On the outskirts of Santiago de Compostela, the two pilgrims meet a prostitute who claims that the city is empty of pilgrims because it was discovered that it is not the remains of St. James but those of Priscillian that are held there. She says she wants to become pregnant by them, and gives the same names for the children as those predicted by the caped man at the beginning. The three head into the woods to have sex. Nearby, two blind men encounter Jesus and his disciples. Jesus heals their blindness, but they cannot understand what they see and continue to use their walking sticks.

==Production==
Luis Buñuel and his screenwriting partner Jean-Claude Carrière wrote the first draft for The Milky Way in 1967 at the Parador Cazorla in the Andalusian mountains.

==Analysis==

In the film, two men travel the ancient pilgrimage road to Santiago de Compostela and meet embodiments of various Catholic heresies along the way. These religious events are based on actual historical documents. For instance, the archbishop whose corpse is exhumed and publicly burned is based on Archbishop Carranza of Toledo. The film ends with the following text:

Everything in this film concerning the Catholic religion and the heresies it has provoked, especially from the dogmatic point of view, is rigorously exact. The texts and citations are taken either direct from Scripture, or modern and ancient works on theology and ecclesiastical history.
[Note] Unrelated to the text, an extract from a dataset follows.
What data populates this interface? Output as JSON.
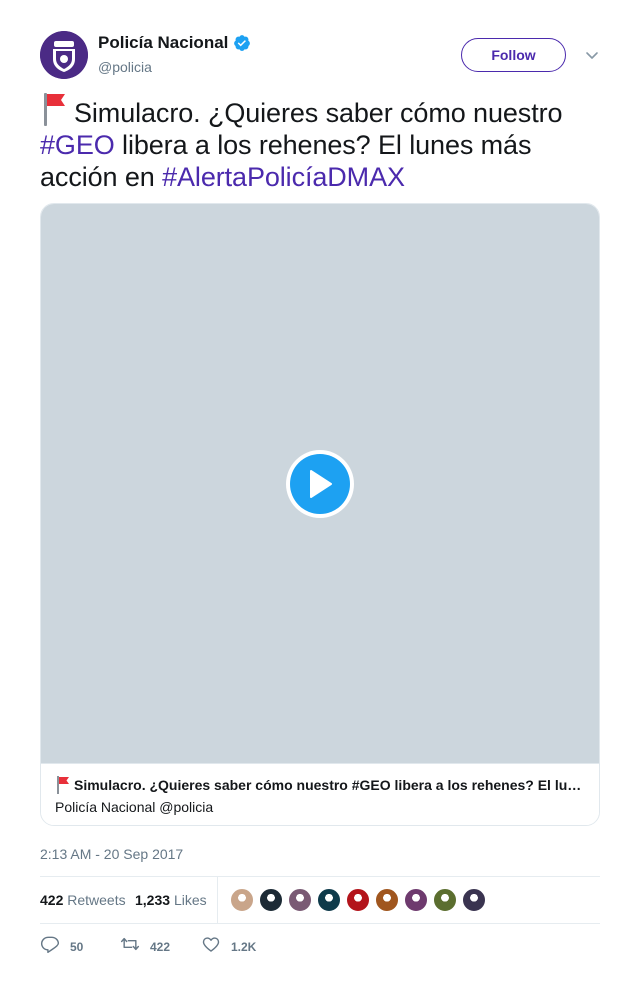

The film plays with time. The two main characters often encounter individuals in the dress of various time periods throughout history, or historical events take place in the modern setting of the film, including scenes from the life of Jesus Christ. In his autobiography, Buñuel explains that he wanted to put Jesus Christ in the film because he "wanted to show him as an ordinary man, laughing, running, mistaking his way, preparing to shave — to show, in other words, all those aspects completely alien to our traditional iconography."

Often, the encounters involve conversations or arguments regarding a specific Catholic doctrine or heresy and are intended to show the absurdity of making absolute statements about such topics as a "matter of fact". Two heresies prominent in the film are Priscillianism and Jansenism.

==Release==
On 21 August 2007, The Criterion Collection released The Milky Way on DVD. On 23 July 2019, Kino Lorber made the film available via Blu-ray.

==Reception==
On review aggregator website Rotten Tomatoes, The Milky Way has an approval rating of 95% based on 19 reviews, with an average score of 7.7/10.

Vincent Canby of The New York Times wrote "Everything is photographed straightforwardly, in cheerful but not bilious color, and seen with documentary-like clarity."

Neil Lumbard of Blu-ray.com called the film "A hypnotic and surreal journey only a director like Buñuel could bring viewers on."